DEPUTY ADMINISTRATOR PALOMA ADAMS-ALLEN: Thank you, Administrator Power, so much for your kind words today on such an important day for me and my family. Really just so grateful. I would also like to thank my longtime friend and colleague, Mark Feierstein, for a lovely introduction. Mark I thought it was only ten years, but eleven years.

Today is really truly a homecoming for me. I absolutely love this agency and it has been difficult to watch my colleagues struggle for the last several years. And I am so happy to be back here and happy to get to work with all of you. It is a real honor and a privilege for me to return in this role as Deputy Administrator for Management and Resources for USAID. I am so blessed and grateful for the trust and confidence that President Biden and Administrator Power have placed in me to serve in this critical role.

I am elated of course to be joined today by my loving husband, Travis and our two amazing daughters, Priya who is with us in person, happy birthday. And Emilie, who is following along virtually from her field trip. I wouldn't be here today without your love and support. Thank you for standing by me, always.

I also want to acknowledge and thank my mother, Emilie Adams, who is out there somewhere virtually; and my father, Llewelyn Adams who is with me always—in spirit. They instilled in me a deep sense of fairness and justice, as well as a really strong work ethic. For that and so much more, I am forever grateful. I finally want to thank all of my extended family, friends, new and longtime colleagues, some of whom are here today, that are joining us virtually and in person.

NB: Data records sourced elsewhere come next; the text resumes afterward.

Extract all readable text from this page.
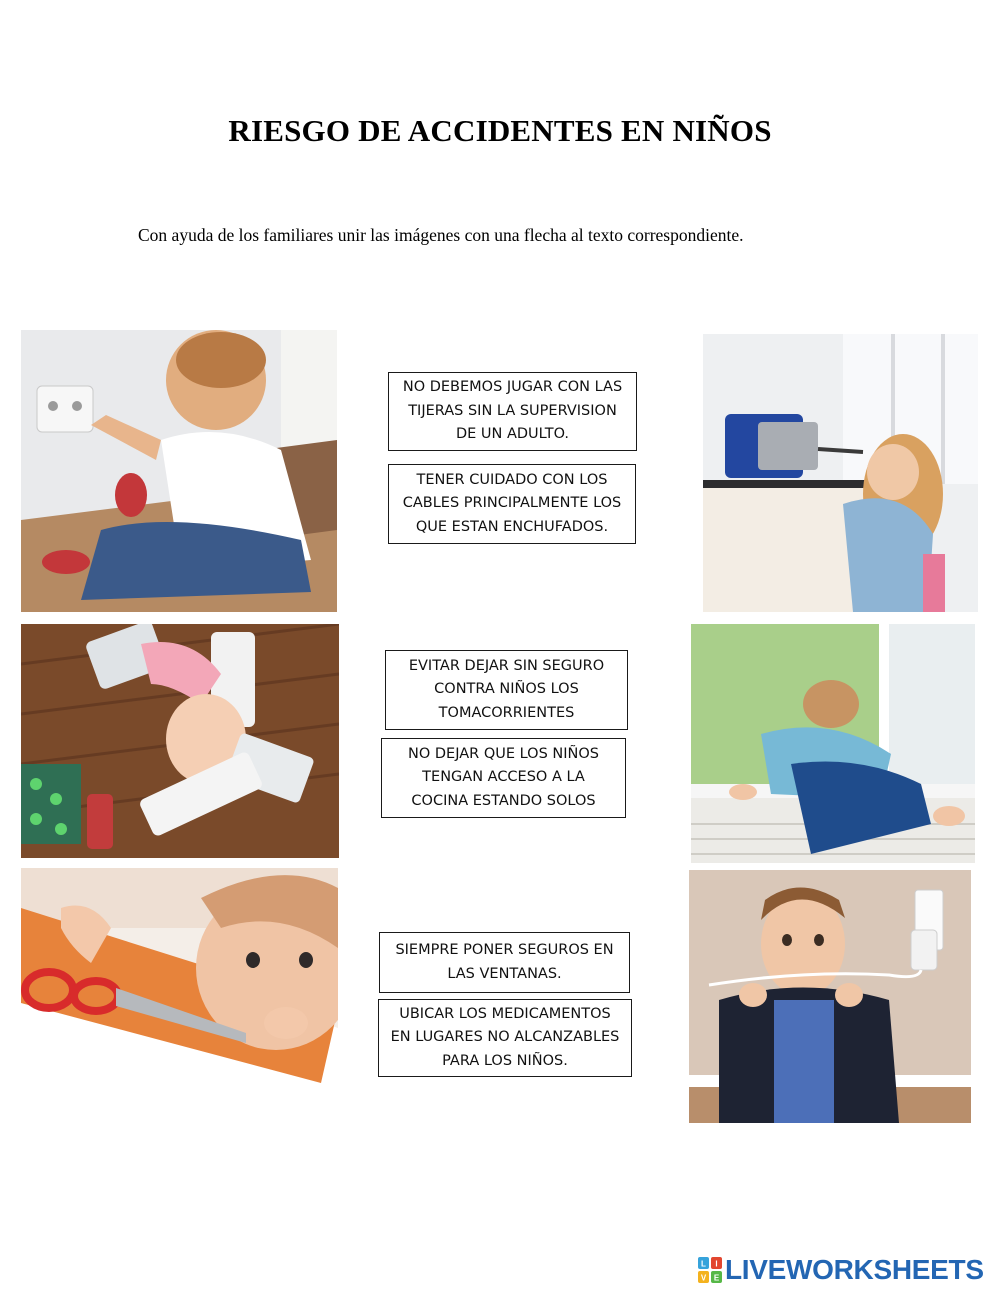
RIESGO DE ACCIDENTES EN NIÑOS
Con ayuda de los familiares unir las imágenes con una flecha al texto correspondiente.
NO DEBEMOS JUGAR CON LAS
TIJERAS SIN LA SUPERVISION
DE UN ADULTO.
TENER CUIDADO CON LOS
CABLES PRINCIPALMENTE LOS
QUE ESTAN ENCHUFADOS.
EVITAR DEJAR SIN SEGURO
CONTRA NIÑOS LOS
TOMACORRIENTES
NO DEJAR QUE LOS NIÑOS
TENGAN ACCESO A LA
COCINA ESTANDO SOLOS
SIEMPRE PONER SEGUROS EN
LAS VENTANAS.
UBICAR LOS MEDICAMENTOS
EN LUGARES NO ALCANZABLES
PARA LOS NIÑOS.
L I
V E LIVEWORKSHEETS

As I enter this new chapter of exceptional responsibility, please know that I intend to approach this role with all of the capabilities I have gained through experiences as a development professional, a diplomat, a leader, a mother, and a proud Jamaican-American woman. I stand ready to work with all of you—colleagues, partners, and all other stakeholders—to tackle the ongoing global development challenges that this Agency is charged with addressing. And to effectively oversee the management and resources that USAID needs to deliver on our mission.

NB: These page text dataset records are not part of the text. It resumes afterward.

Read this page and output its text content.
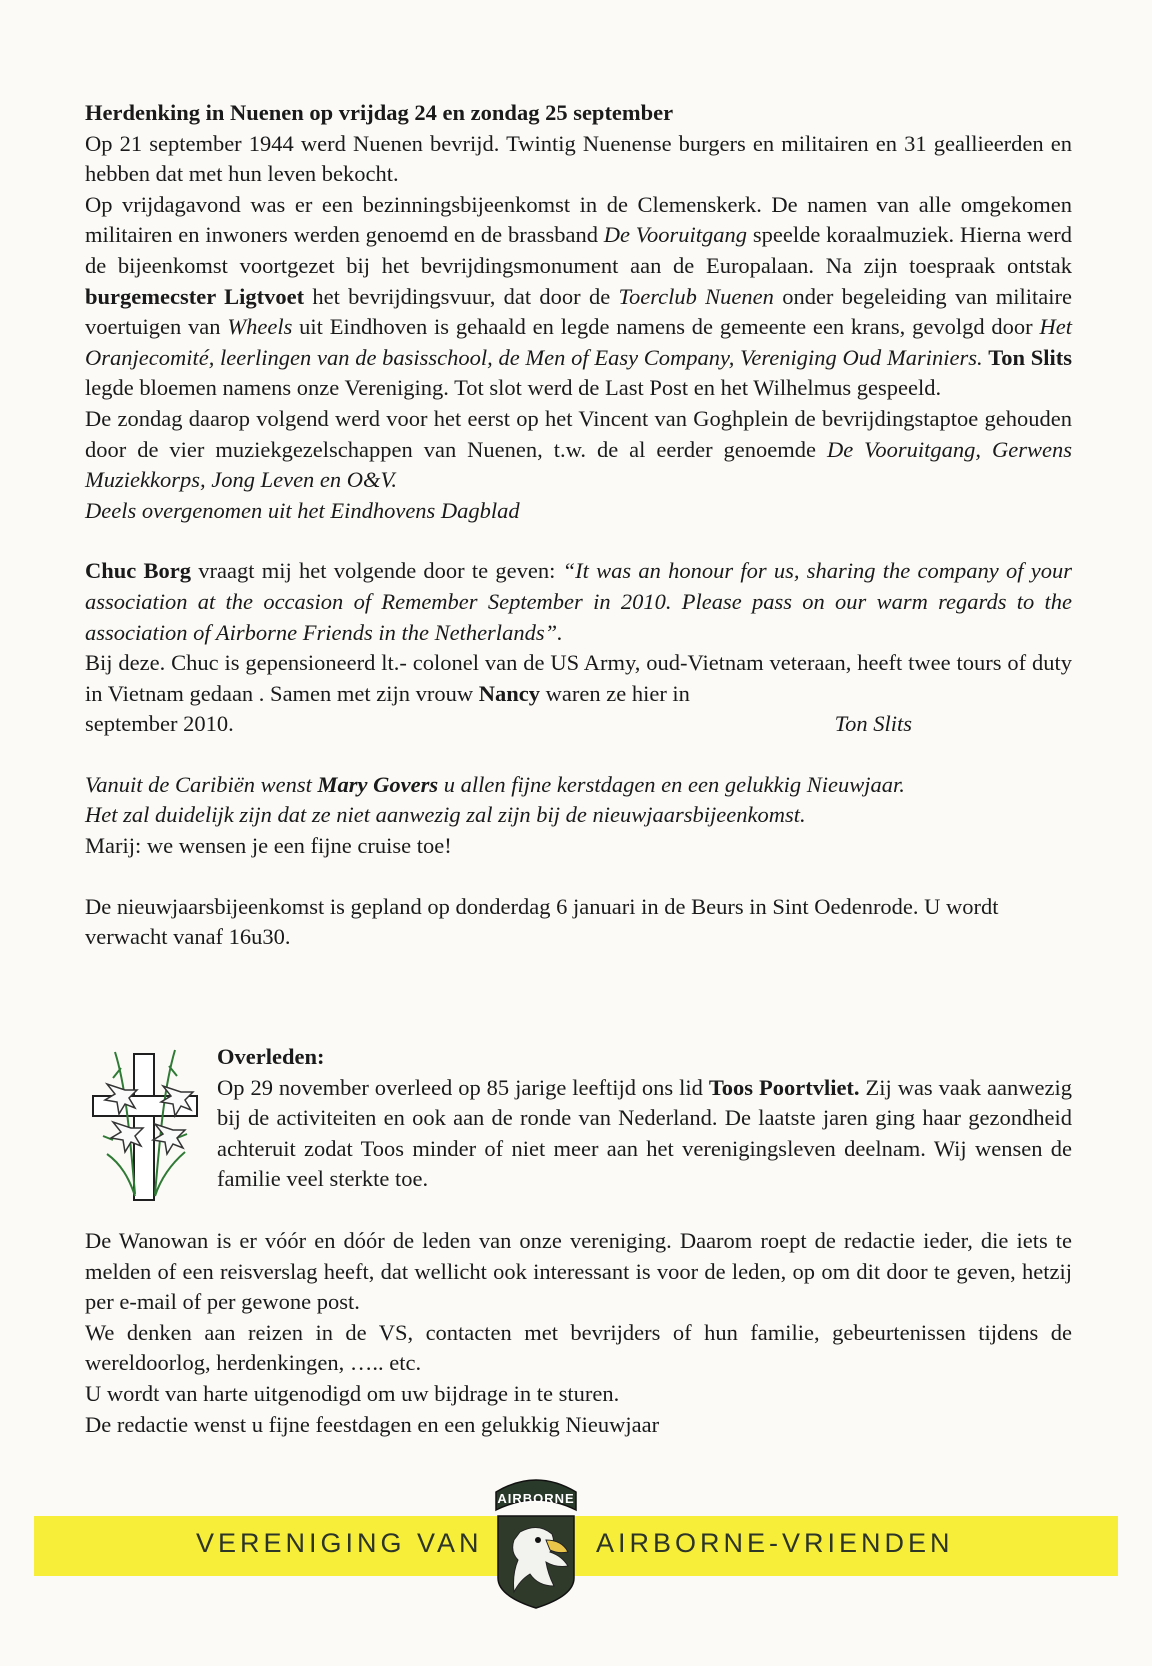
Herdenking in Nuenen op vrijdag 24 en zondag 25 september

Op 21 september 1944 werd Nuenen bevrijd. Twintig Nuenense burgers en militairen en 31 geallieerden en hebben dat met hun leven bekocht.

Op vrijdagavond was er een bezinningsbijeenkomst in de Clemenskerk. De namen van alle omgekomen militairen en inwoners werden genoemd en de brassband De Vooruitgang speelde koraalmuziek. Hierna werd de bijeenkomst voortgezet bij het bevrijdingsmonument aan de Europalaan. Na zijn toespraak ontstak burgemecster Ligtvoet het bevrijdingsvuur, dat door de Toerclub Nuenen onder begeleiding van militaire voertuigen van Wheels uit Eindhoven is gehaald en legde namens de gemeente een krans, gevolgd door Het Oranjecomité, leerlingen van de basisschool, de Men of Easy Company, Vereniging Oud Mariniers. Ton Slits legde bloemen namens onze Vereniging. Tot slot werd de Last Post en het Wilhelmus gespeeld.

De zondag daarop volgend werd voor het eerst op het Vincent van Goghplein de bevrijdingstaptoe gehouden door de vier muziekgezelschappen van Nuenen, t.w. de al eerder genoemde De Vooruitgang, Gerwens Muziekkorps, Jong Leven en O&V.

Deels overgenomen uit het Eindhovens Dagblad

Chuc Borg vraagt mij het volgende door te geven: “It was an honour for us, sharing the company of your association at the occasion of Remember September in 2010. Please pass on our warm regards to the association of Airborne Friends in the Netherlands”.

Bij deze. Chuc is gepensioneerd lt.- colonel van de US Army, oud-Vietnam veteraan, heeft twee tours of duty in Vietnam gedaan . Samen met zijn vrouw Nancy waren ze hier in

september 2010.	Ton Slits

Vanuit de Caribiën wenst Mary Govers u allen fijne kerstdagen en een gelukkig Nieuwjaar.

Het zal duidelijk zijn dat ze niet aanwezig zal zijn bij de nieuwjaarsbijeenkomst.

Marij: we wensen je een fijne cruise toe!

De nieuwjaarsbijeenkomst is gepland op donderdag 6 januari in de Beurs in Sint Oedenrode. U wordt verwacht vanaf 16u30.

Overleden:

Op 29 november overleed op 85 jarige leeftijd ons lid Toos Poortvliet. Zij was vaak aanwezig bij de activiteiten en ook aan de ronde van Nederland. De laatste jaren ging haar gezondheid achteruit zodat Toos minder of niet meer aan het verenigingsleven deelnam. Wij wensen de familie veel sterkte toe.

De Wanowan is er vóór en dóór de leden van onze vereniging. Daarom roept de redactie ieder, die iets te melden of een reisverslag heeft, dat wellicht ook interessant is voor de leden, op om dit door te geven, hetzij per e-mail of per gewone post.

We denken aan reizen in de VS, contacten met bevrijders of hun familie, gebeurtenissen tijdens de wereldoorlog, herdenkingen, ….. etc.

U wordt van harte uitgenodigd om uw bijdrage in te sturen.

De redactie wenst u fijne feestdagen en een gelukkig Nieuwjaar

VERENIGING VAN	AIRBORNE-VRIENDEN
AIRBORNE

As the U.S. government’s chief global development agency, it is imperative that USAID remain nimble enough to respond to the many geopolitical challenges and crises facing us—and to do so with the proper practices of management and oversight commensurate with the responsibilities given to it by the American people.

My focus in this role will be on working with all of you to further maximize the agency's development impact, in three ways. One, by better aligning our strategies and resources to deliver results; by expanding the aperture for more U.S. and local organizations to share their expertise and local knowledge with us as partners; and by building on prior efforts to enhance the Agency’s procurement capabilities—so that it deploys resources in a faster, more responsive manner.

In order to maximize our impact, in fact to do anything, we must also support and invest in USAID’s greatest strength and resource: our people. One of my foremost priorities, therefore, will be on ensuring the Agency has enough staff, who are equipped with the right tools, systems, and resources. And bolstered by a supportive culture—one that identifies and responds to the outsized demands placed on USAID, and embraces and exemplifies the values of diversity, equity, inclusion, and accessibility.

I know this agency well enough to recognize that I’m taking on a big task. But I have no doubt in our collective ability and commitment to advancing our life-saving mission.

Again—it is an honor to rejoin USAID. And now, I’m ready to get to work!